Swedish ISP to Fight Data Retention Law with Out-of-Reach VPN

By on January 31st, 2011 06:02 GMT

Bahnhof, a large Swedish ISP, plans to offer its customers a way around the upcoming data retention law by routing all of the traffic through an encrypted VPN service.

Bahnhof has been in the media spotlight before when it built an impressive datacenter inside the former Pionen nuclear defence center in Stockholm.

WikiLeaks hosts two of its servers in Bahnhof's new underground bunker and according to the ISP, they have been isolated from the main network in order to keep its other customers safe from attacks.

Sweden implemented the European Union Intellectual Property Rights Enforcement Directive (IPRED) in 2009, which led to a lot of anxiety among many of the country's Internet users.

Sweden, is, after all, home to The Pirate Bay, the largest bittorrent tracker on the Internet and public enemy number one for the entertainment industry.

In order to ease its customers' minds at the time, Bahnhof announced that it will stop logging their Internet activity so that copyright litigators can't obtain any data.

However, Sweden is now preparing to implement the European Data Retention Directive which forces all ISP and telecom operators to keep logs of customer communications for at least six months.

This directive is very controversial and in some countries it has already been ruled unconstitutional, as it violates the right to privacy and secrecy of communications.

In order to solve this new problem for its customers, Bahnhof now plans to run an ISP-level VPN (Virtual Private Network) fservice or all of its customers.

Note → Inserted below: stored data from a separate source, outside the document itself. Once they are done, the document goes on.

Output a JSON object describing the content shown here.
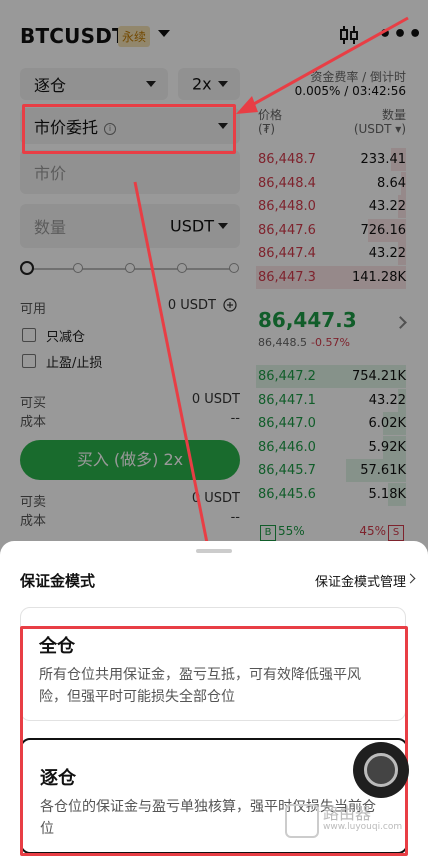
{
  "header": {
    "symbol": "BTCUSDT",
    "tag": "永续",
    "more": "•••"
  },
  "trade_form": {
    "margin_select": "逐仓",
    "leverage_select": "2x",
    "order_type": "市价委托",
    "price_field": "市价",
    "amount_placeholder": "数量",
    "amount_unit": "USDT",
    "available_label": "可用",
    "available_value": "0 USDT",
    "reduce_only": "只减仓",
    "tp_sl": "止盈/止损",
    "can_buy_label": "可买",
    "can_buy_value": "0 USDT",
    "cost_label": "成本",
    "cost_value": "--",
    "buy_button": "买入 (做多) 2x",
    "can_sell_label": "可卖",
    "can_sell_value": "0 USDT",
    "cost2_label": "成本",
    "cost2_value": "--"
  },
  "orderbook": {
    "funding_label": "资金费率 / 倒计时",
    "funding_value": "0.005% / 03:42:56",
    "price_header": "价格",
    "price_unit": "(₮)",
    "qty_header": "数量",
    "qty_unit": "(USDT ▾)",
    "asks": [
      {
        "price": "86,448.7",
        "qty": "233.41",
        "depth": 0.1
      },
      {
        "price": "86,448.4",
        "qty": "8.64",
        "depth": 0.03
      },
      {
        "price": "86,448.0",
        "qty": "43.22",
        "depth": 0.05
      },
      {
        "price": "86,447.6",
        "qty": "726.16",
        "depth": 0.25
      },
      {
        "price": "86,447.4",
        "qty": "43.22",
        "depth": 0.05
      },
      {
        "price": "86,447.3",
        "qty": "141.28K",
        "depth": 1.0
      }
    ],
    "last_price": "86,447.3",
    "mark_price": "86,448.5",
    "change": "-0.57%",
    "bids": [
      {
        "price": "86,447.2",
        "qty": "754.21K",
        "depth": 1.0
      },
      {
        "price": "86,447.1",
        "qty": "43.22",
        "depth": 0.05
      },
      {
        "price": "86,447.0",
        "qty": "6.02K",
        "depth": 0.15
      },
      {
        "price": "86,446.0",
        "qty": "5.92K",
        "depth": 0.15
      },
      {
        "price": "86,445.7",
        "qty": "57.61K",
        "depth": 0.4
      },
      {
        "price": "86,445.6",
        "qty": "5.18K",
        "depth": 0.12
      }
    ],
    "buy_ratio": "55%",
    "sell_ratio": "45%",
    "buy_letter": "B",
    "sell_letter": "S"
  },
  "sheet": {
    "title": "保证金模式",
    "manage_link": "保证金模式管理",
    "options": [
      {
        "name": "全仓",
        "desc": "所有仓位共用保证金，盈亏互抵，可有效降低强平风险，但强平时可能损失全部仓位"
      },
      {
        "name": "逐仓",
        "desc": "各仓位的保证金与盈亏单独核算，强平时仅损失当前仓位"
      }
    ]
  },
  "watermark": {
    "title": "路由器",
    "sub": "www.luyouqi.com"
  },
  "colors": {
    "buy": "#2bb24c",
    "sell": "#d33b4c",
    "annotation": "#e83e45"
  }
}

Bahnhof's CEO Jon Karlung explained that the company will only log data from the customer to its first server and then everything gets routed outside of the country through the VPN.

"Technically, this is a stealth section, we will store all data up to this point of invisibility," said Karlung, according to TorrentFreak.

"What happens after that is not our responsibility and is outside Bahnhof. So the only thing we are going to store is very little information, which in practice will be irrelevant," he explained.

This will be the default behavior for all consumer traffic. The ISP will offer a non-VPN option for people who actually want their activities logged, but ironically, this will cost extra.